So this was how it was supposed to happen - my father would not feel pain; he would not feel agony; the end would come swiftly and relatively easily, probably around Thanksgiving.
That's what we were told by the doctors the summer after I graduated from college. My father had kidney cancer - and had been born with just one kidney, which had complicated the treatment. When remission ended and the cancer returned, my father made the decision not to pursue aggressive treatment to prolong his life. He'd watched his beloved wife die of cancer ten years earlier and saw no point in extending the agony that comes with dying of such a disease.
I was the oldest of three girls. My father was a widower. My two younger sisters went off to college a week after that initial "end of life discussion" and my father and I were left alone to contemplate the end of his life.
For some months, it was as the doctors had told us. Not too much pain or discomfort. A growing weakness. A need for periodic blood transfusions for a reason I can no longer remember.
Thanksgiving came and went. We celebrated with extended family. It was a hopeful time - we gave thanks and hoped we'd celebrate yet again with my father the next year. Hope dies last, when dealing with end of life issues. At least for me.
And then the pain came. His kidney - what was left of it - began to fail. His body retained fluids. His legs began to swell and itch horribly. He could not sleep. He could not rest. He would vomit before he could reach a toilet. He felt his illness was a horrible burden for me. I felt horrible only because there was nothing I could do to alleviate his suffering.
As time passed, we had additional "end of life discussions" with our doctor. And the predictions of a pain-free demise shifted when the pain came. We started talking about pain relief and true end of life issues.
Once, near the end, I showed up at the hospital and discovered my father was no longer himself. He had become shrouded in a cancer-fueled haze of pain. I left the room, sobbing with grief. The doctor told me that I should just turn around and leave - to curtail the visit - so that I would not think things I would regret later.
I did not curtail the visit. And as I sat next to the dying man, I thought all those things the doctor thought I might regret. I hoped for my father's death that night. I fervently, with all my heart, wanted the end of his suffering, which meant his death.
And I do not regret that at all. I've never regretted those thoughts. Ever. There comes a point when wishing life on a terminal patient is one of the worst tortures you could wish for.
End of life counseling is nothing I'd wish on anyone - but it's something that most of us will experience at some point in our lives - either because of our own health issues or the health condition of someone we love. I was young when I had my first "end of life" chat with a medical practitioner. And in my experience, it was not just one discussion. It was an ongoing dialogue that evolved as my father's disease evolved. And only nine months passed between the first end of life conversation and the end of my father's life.
With all this attention focused on health care reform, I find myself agreeing with Charles Krauthammer that perhaps now is a time for a reasonable discussion on end-of-life issues.
But does Congress really need to establish mandated guidelines for this? Apparently yes, as outlined in section 1233 of HR 3200. Is this truly a reasonable way to frame these discussions? Having Congress define the terms?
No, plain and simple. End of life issues are horribly personal and should take place between patient, family and physician.
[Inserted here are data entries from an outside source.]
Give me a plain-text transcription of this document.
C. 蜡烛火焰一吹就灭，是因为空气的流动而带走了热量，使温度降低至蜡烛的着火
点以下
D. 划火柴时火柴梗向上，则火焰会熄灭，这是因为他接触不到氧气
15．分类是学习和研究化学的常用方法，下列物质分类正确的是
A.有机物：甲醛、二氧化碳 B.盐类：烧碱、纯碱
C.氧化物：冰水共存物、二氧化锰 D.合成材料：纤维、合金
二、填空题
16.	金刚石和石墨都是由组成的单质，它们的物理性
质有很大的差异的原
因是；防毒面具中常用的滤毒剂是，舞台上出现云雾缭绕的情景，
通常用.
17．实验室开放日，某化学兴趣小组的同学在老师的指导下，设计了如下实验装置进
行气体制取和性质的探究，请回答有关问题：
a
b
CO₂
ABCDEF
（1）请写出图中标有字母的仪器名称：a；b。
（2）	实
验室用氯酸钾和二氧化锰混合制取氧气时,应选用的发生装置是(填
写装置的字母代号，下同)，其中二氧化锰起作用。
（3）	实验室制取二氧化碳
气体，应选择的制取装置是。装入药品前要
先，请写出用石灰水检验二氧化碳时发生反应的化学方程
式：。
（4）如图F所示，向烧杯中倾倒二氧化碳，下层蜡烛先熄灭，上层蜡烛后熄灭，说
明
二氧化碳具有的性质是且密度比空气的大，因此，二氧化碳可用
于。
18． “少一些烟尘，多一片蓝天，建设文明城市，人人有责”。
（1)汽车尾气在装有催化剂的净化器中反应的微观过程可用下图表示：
Congress should not be involved in any way at all.
For Congress to set up a five-year plan for end of life chats between doctor and patient is to suggest that physicians don't have these end of life counseling sessions right now, because it's not mandated by Congress. Because there is no box to check on the insurance form. Because physicians won't engage in such discussions unless Congress requires them to do it.
Adding a little "end of life counseling" box to the insurance invoicing form is not reform of any kind. It is an admission that there is no health care in America unless it's first defined as a billable expense. And that there's nothing done by physicians unless it falls within the regulations defined in the hefty health care reform bill that perhaps someday will be passed.
And that is nothing but a prescription for disaster.